On a recent Saturday night, one of the larger Massachusetts CRT Recycling companies became the Xth in the northeast to go out of business.   The cause of the fire at CRT Recycling (CRTR) of Brockton has been determined to be arson.  The company was on the brink of failure already, having missed months of rent payments.

The R2 Certification of the company will no doubt be questioned, like the ESteward certifications of Intercon, 2TRG, and Eco International.  But politicizing the failures, or like one NGO in Seattle, propagandizing each failure with a press release to tout your leadership (?), is not scientific or engineering stewardship.   The breakdown of companies like CRTR has been documented, but if the root cause is not Product Stewardship Legislation, the question should at least be asked and explored.

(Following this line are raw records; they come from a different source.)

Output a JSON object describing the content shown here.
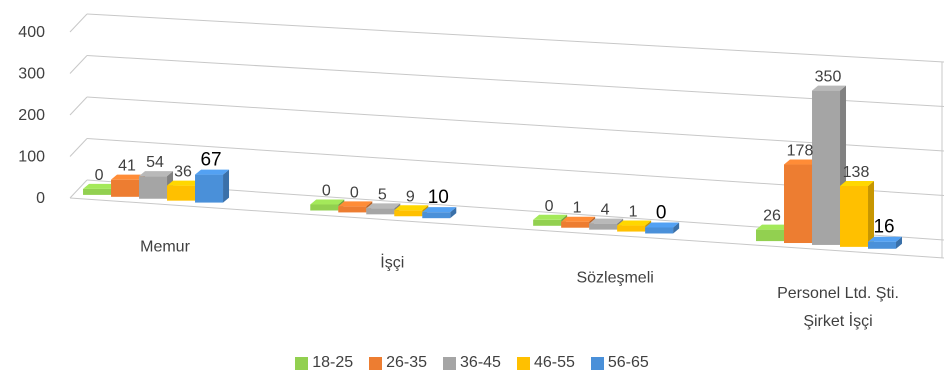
{
  "chart_data": {
    "type": "bar",
    "subtype": "clustered-3d",
    "title": "",
    "xlabel": "",
    "ylabel": "",
    "ylim": [
      0,
      400
    ],
    "y_ticks": [
      "0",
      "100",
      "200",
      "300",
      "400"
    ],
    "grid": true,
    "legend_position": "bottom",
    "categories": [
      "Memur",
      "İşçi",
      "Sözleşmeli",
      "Personel Ltd. Şti.\nŞirket İşçi"
    ],
    "series": [
      {
        "name": "18-25",
        "color": "#92d050",
        "values": [
          0,
          0,
          0,
          26
        ]
      },
      {
        "name": "26-35",
        "color": "#ed7d31",
        "values": [
          41,
          0,
          1,
          178
        ]
      },
      {
        "name": "36-45",
        "color": "#a5a5a5",
        "values": [
          54,
          5,
          4,
          350
        ]
      },
      {
        "name": "46-55",
        "color": "#ffc000",
        "values": [
          36,
          9,
          1,
          138
        ]
      },
      {
        "name": "56-65",
        "color": "#4a90d9",
        "values": [
          67,
          10,
          0,
          16
        ]
      }
    ]
  }
}
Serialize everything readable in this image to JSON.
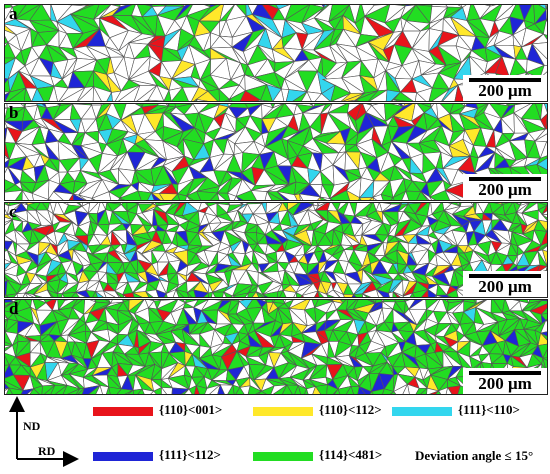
{
  "colors": {
    "goss": "#e8141b",
    "brass": "#ffe82a",
    "rotcube": "#33d6ee",
    "gamma112": "#1f25d6",
    "texture114": "#22dd22",
    "boundary": "#555555",
    "background": "#ffffff"
  },
  "panels": [
    {
      "label": "a",
      "scale_text": "200 μm",
      "fractions": {
        "goss": 0.03,
        "brass": 0.04,
        "rotcube": 0.05,
        "gamma112": 0.05,
        "texture114": 0.3
      }
    },
    {
      "label": "b",
      "scale_text": "200 μm",
      "fractions": {
        "goss": 0.03,
        "brass": 0.03,
        "rotcube": 0.03,
        "gamma112": 0.08,
        "texture114": 0.4
      }
    },
    {
      "label": "c",
      "scale_text": "200 μm",
      "fractions": {
        "goss": 0.05,
        "brass": 0.05,
        "rotcube": 0.04,
        "gamma112": 0.08,
        "texture114": 0.34
      }
    },
    {
      "label": "d",
      "scale_text": "200 μm",
      "fractions": {
        "goss": 0.03,
        "brass": 0.03,
        "rotcube": 0.02,
        "gamma112": 0.07,
        "texture114": 0.55
      }
    }
  ],
  "axes": {
    "nd_label": "ND",
    "rd_label": "RD"
  },
  "legend": {
    "items": [
      {
        "key": "goss",
        "label": "{110}<001>",
        "color": "#e8141b"
      },
      {
        "key": "brass",
        "label": "{110}<112>",
        "color": "#ffe82a"
      },
      {
        "key": "rotcube",
        "label": "{111}<110>",
        "color": "#33d6ee"
      },
      {
        "key": "gamma112",
        "label": "{111}<112>",
        "color": "#1f25d6"
      },
      {
        "key": "texture114",
        "label": "{114}<481>",
        "color": "#22dd22"
      }
    ],
    "deviation_text": "Deviation angle ≤ 15°"
  }
}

Scientifically, if a solution peddler - SERI, BAN, Product Stewardship Inst, etc - is going to attribute failure of a company to something, you need to examine all the failures, first.

I'm not an expert in any of these former "CRT recycling" companies.  If someone has a correction, send it along.  It just kind of looks like OEMs payments and state employees doesn't care as much what happens as the recycling workers, or even the people paying to throw stuff away.





Whether the "Product Stewardship" movement can rise to accept the same level of responsibility as they demand of manufacturers is the question.  If Sony, in inventing the Walkman, should anticipate MP3 players and CDs, then it seems little to ask that a state environmental conservation agency should negotiate fair bids which pay enough to cover fair wages and the environmental destinies they insist upon.  If every CRT stockpile can be blamed on manufacturers or recyclers or lack of (black hat DEP) enforcement, the "white hats" ("here to help") Stewards get off too easy.